O que resta perceber é até onde irá o PS nesta negociação. Se irá mesmo avançar com a versão mais radical do novo imposto, ou se ficará por alterações ao IMI. Até porque não é de admitir que esta medida seja pacífica ou aceitável pelo PS, que até hoje nunca questionou o modelo económico, que, aliás, ajudou a construir. Nem nunca pôs em causa o modelo fiscal. Nem sequer o modelo de poupança ou de acumulação de riqueza por meios lícitos. Como vai agora o PS aceitar como limite para a propriedade o valor de um milhão de euros? Irá o PS considerar mesmo que a partir desse valor falamos de luxo e de acumulação parasitária?

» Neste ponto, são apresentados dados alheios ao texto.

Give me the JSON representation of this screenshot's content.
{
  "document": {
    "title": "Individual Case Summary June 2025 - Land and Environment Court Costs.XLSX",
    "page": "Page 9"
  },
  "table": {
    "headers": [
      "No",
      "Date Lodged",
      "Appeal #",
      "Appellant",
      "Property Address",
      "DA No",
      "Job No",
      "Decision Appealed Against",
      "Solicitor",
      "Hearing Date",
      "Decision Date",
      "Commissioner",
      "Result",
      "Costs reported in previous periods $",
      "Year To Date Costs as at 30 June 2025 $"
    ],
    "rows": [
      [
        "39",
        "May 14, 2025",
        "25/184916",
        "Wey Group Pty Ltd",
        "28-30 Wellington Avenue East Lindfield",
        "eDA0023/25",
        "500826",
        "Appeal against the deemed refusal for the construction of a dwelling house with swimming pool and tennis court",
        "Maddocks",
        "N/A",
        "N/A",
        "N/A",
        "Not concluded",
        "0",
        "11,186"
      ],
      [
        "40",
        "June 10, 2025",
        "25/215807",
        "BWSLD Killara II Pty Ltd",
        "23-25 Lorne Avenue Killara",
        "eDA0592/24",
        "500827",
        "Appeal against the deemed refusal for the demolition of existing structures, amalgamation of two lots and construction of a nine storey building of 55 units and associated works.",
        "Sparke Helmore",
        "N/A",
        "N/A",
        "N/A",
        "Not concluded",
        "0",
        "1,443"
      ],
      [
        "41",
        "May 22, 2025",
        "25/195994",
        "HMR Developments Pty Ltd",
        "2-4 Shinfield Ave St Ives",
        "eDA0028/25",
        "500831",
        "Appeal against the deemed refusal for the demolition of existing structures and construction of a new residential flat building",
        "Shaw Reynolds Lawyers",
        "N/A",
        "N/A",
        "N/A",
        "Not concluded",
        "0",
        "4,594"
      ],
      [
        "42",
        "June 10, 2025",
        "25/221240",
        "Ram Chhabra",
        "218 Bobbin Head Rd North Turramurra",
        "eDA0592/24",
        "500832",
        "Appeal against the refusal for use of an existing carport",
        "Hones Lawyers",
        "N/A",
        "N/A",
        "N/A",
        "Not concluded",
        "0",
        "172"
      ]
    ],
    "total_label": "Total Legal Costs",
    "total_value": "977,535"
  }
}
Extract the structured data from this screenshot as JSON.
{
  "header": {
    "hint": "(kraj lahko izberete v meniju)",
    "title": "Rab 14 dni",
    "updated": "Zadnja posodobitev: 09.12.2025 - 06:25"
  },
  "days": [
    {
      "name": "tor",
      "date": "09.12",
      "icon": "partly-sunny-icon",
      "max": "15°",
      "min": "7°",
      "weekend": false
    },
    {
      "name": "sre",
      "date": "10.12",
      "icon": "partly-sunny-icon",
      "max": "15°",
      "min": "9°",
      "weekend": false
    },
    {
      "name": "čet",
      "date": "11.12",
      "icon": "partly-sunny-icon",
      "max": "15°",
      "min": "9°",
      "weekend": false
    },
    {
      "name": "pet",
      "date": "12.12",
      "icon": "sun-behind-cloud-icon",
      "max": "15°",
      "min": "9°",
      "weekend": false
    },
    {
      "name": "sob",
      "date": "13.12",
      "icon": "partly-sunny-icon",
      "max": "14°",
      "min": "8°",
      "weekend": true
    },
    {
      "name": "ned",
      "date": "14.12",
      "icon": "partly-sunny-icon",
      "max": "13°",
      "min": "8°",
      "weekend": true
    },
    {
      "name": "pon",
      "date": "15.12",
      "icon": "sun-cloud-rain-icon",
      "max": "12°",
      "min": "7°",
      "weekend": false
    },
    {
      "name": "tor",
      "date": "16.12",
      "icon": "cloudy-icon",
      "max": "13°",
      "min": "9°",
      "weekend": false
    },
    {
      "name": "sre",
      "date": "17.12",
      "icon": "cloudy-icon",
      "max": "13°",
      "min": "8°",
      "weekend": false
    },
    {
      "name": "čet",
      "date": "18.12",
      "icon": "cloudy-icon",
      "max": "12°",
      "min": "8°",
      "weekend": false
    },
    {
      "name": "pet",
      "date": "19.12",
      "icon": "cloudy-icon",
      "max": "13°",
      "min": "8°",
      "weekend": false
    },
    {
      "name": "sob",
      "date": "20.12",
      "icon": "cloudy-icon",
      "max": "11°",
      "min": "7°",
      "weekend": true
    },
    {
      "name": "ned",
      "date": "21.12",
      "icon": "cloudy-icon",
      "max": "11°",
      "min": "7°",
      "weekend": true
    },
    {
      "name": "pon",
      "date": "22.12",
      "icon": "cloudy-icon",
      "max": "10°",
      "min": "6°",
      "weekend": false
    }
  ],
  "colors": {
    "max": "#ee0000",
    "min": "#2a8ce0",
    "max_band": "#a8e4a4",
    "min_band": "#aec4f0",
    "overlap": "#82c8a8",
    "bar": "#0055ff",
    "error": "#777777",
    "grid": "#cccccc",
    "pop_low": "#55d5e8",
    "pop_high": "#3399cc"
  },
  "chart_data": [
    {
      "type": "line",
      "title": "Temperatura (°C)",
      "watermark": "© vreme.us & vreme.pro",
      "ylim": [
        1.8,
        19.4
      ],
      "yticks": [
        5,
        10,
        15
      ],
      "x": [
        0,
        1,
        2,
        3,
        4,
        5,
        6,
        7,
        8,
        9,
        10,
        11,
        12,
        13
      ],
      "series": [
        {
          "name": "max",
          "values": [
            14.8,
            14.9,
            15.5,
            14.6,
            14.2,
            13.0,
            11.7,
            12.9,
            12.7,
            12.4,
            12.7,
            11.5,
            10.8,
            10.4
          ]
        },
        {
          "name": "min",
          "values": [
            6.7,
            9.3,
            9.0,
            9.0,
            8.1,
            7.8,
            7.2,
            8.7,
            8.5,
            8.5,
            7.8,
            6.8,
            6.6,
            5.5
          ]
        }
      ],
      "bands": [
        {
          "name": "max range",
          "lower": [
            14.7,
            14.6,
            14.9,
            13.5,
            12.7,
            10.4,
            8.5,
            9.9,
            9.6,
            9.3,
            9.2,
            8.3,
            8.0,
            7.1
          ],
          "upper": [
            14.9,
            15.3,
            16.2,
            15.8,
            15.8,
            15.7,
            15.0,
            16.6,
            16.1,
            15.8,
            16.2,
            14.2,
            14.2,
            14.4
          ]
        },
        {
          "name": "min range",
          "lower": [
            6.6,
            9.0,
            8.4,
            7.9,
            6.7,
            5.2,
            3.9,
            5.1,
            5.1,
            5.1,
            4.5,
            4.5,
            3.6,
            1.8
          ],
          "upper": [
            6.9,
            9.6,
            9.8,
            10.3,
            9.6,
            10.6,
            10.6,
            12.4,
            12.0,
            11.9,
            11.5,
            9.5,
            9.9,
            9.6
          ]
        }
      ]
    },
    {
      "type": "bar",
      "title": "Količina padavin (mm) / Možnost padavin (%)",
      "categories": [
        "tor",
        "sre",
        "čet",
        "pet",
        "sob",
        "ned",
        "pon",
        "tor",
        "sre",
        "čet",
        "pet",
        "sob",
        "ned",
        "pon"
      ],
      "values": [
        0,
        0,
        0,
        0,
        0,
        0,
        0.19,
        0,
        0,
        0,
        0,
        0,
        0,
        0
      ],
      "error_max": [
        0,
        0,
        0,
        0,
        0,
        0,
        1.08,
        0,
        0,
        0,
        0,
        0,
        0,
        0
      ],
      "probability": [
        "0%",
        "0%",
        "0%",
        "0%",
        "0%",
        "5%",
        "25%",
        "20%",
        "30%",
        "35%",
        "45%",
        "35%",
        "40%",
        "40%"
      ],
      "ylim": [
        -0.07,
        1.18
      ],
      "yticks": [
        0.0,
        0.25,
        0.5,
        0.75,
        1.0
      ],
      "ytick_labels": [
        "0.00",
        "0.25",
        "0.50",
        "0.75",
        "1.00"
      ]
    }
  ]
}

Por agora, o cimento do poder tem mantido calados os socialistas. À excepção das críticas de Sérgio Sousa Pinto — que desde o início teve a clarividência de perceber a mutação profunda que se ia operar no PS —, vimos já o membro do secretariado do PS e presidente da Câmara de Lisboa, Fernando Medina, distanciar-se. Assim como os deputados Helena Roseta e Paulo Trigo Pereira.
Mas talvez mais profundo do que a alteração de modelo proposto para a recolha de tributação destinada a garantir a redistribuição de riqueza que o novo imposto poderá trazer é o diploma que introduz o fim do sigilo bancário. É tão brutal a alteração que o próprio PCP já veio questionar a sua constitucionalidade. E aqui, mais uma vez, a questão é a de saber se os militantes, dirigentes e eleitores do PS consideram mesmo que ter mais de 50 mil euros no banco pode ser riqueza suspeita. Mesmo para quem poupou uma vida de trabalho ou herdou dinheiro que já foi e é tributado pelo fisco.
A mudança será então surpreendente, já que o PS durante duas décadas tem rejeitado medidas mais duras em relação ao sistema bancário como forma de combater a corrupção. Contrariou primeiro as propostas sobre enriquecimento ilícito do ex-dirigente, ex-ministro e ex-deputado do PS João Cravinho, e depois votou contra os diplomas apresentados pela deputada do PSD e ex-ministra da Justiça Paula Teixeira da Cruz. Até que ponto estará o PS e o seu eleitorado disponível para aceitar que seja posto em causa o princípio da liberdade individual da propriedade privada, que é estruturante das democracias liberais?